Each weather pattern is associated with a climatology and changes in this climatology were also assessed. For the RCP 8.5 scenario, the climatology results were entirely consistent with the UKCP headline findings, with all the weather patterns warmer in both summer and winter in the Analysis Period, compared to the Historical Period. For precipitation, the majority of patterns displayed an increase in precipitation in winter and a decrease in the summer, again consistent with the UKCP headline findings. For the RCP 2.6 scenario, climatological results were consistent with, but a smaller magnitude of change than the RCP 8.5 scenario.

Finally, while this paper was focussed on the methodology for generating an assessment of future changes in weather pattern frequency, persistence and climatology, we also provided a brief example case study for applying these results. Focussing on winter storm patterns, associated with high precipitation totals, the results indicated that while the median frequency increased in all eight selected patterns (six patterns for the CMIP5-13), there was an increase in the ensemble spread, with some members displaying a decrease or no change in the average occurrence of each pattern. Therefore, while the number of impactful winter weather patterns is projected to increase in the future, there was also an increase in the uncertainty with potentially greater year-on-year variability based on the ensemble ranges.

The use of the Met Office weather patterns with climate projections such as UKCP offers a range of future research possibilities.

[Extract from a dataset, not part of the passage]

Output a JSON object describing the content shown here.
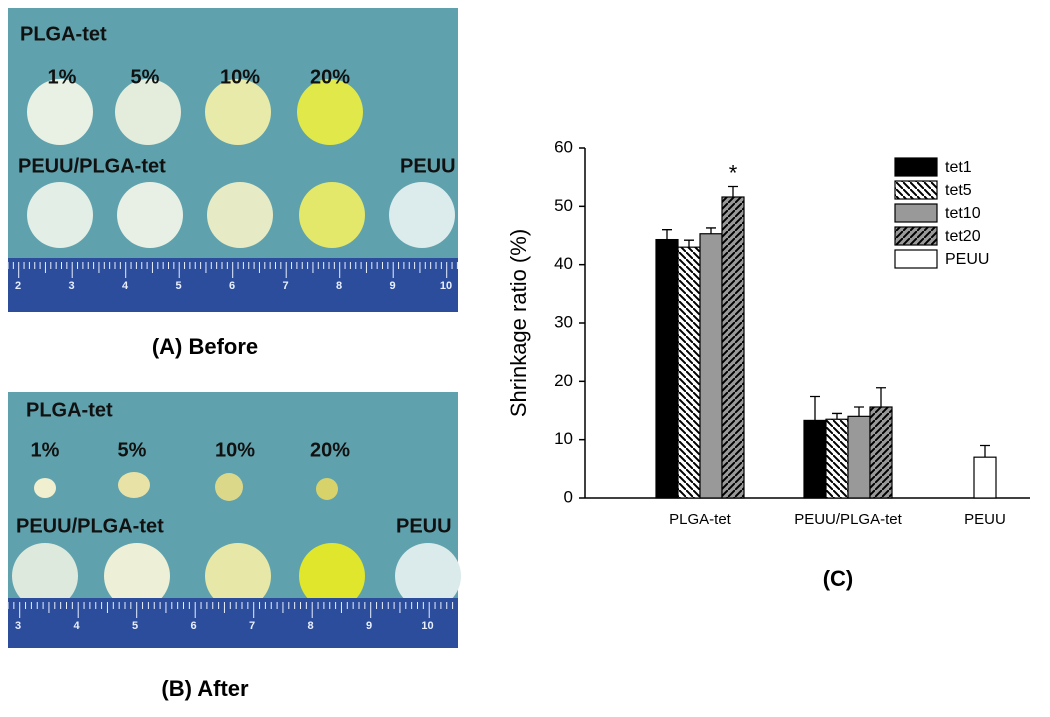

Potential uses include investigating the likelihood of future weather events (e.g. Kendon et al. 2020), producing climate storylines (e.g. Shepherd et al. 2018) or climate risk narratives (e.g. Jack et al. 2020). All of these could be of use to planners in a range of sectors. For example, by combining the weather patterns observed for specific past events (such as the methodology used in Huang et al. (2020), it would be possible to extrapolate the changes in likelihood of these events in the future using the weather patterns derived from UKCP. This would enable planners to assess whether particular events are more or less likely in the future, and by utilising the projected changes in climatology for each pattern assess changes in the impact of these events. There is also a need to further understand the drivers of the changes seen in these results, for example is the increase in a weather pattern’s frequency compensated for by a decrease in another particular pattern (a subtle shift in the sea level pressure anomalies) or does it represent a step change in the types of weather patterns occurring (a larger shift in the sea level pressure anomalies)? Similarly, there is an interest in understanding the role of inter-annual variability (in addition to the inter-seasonal variability discussed in this work) and the effect this could have on impacts based work.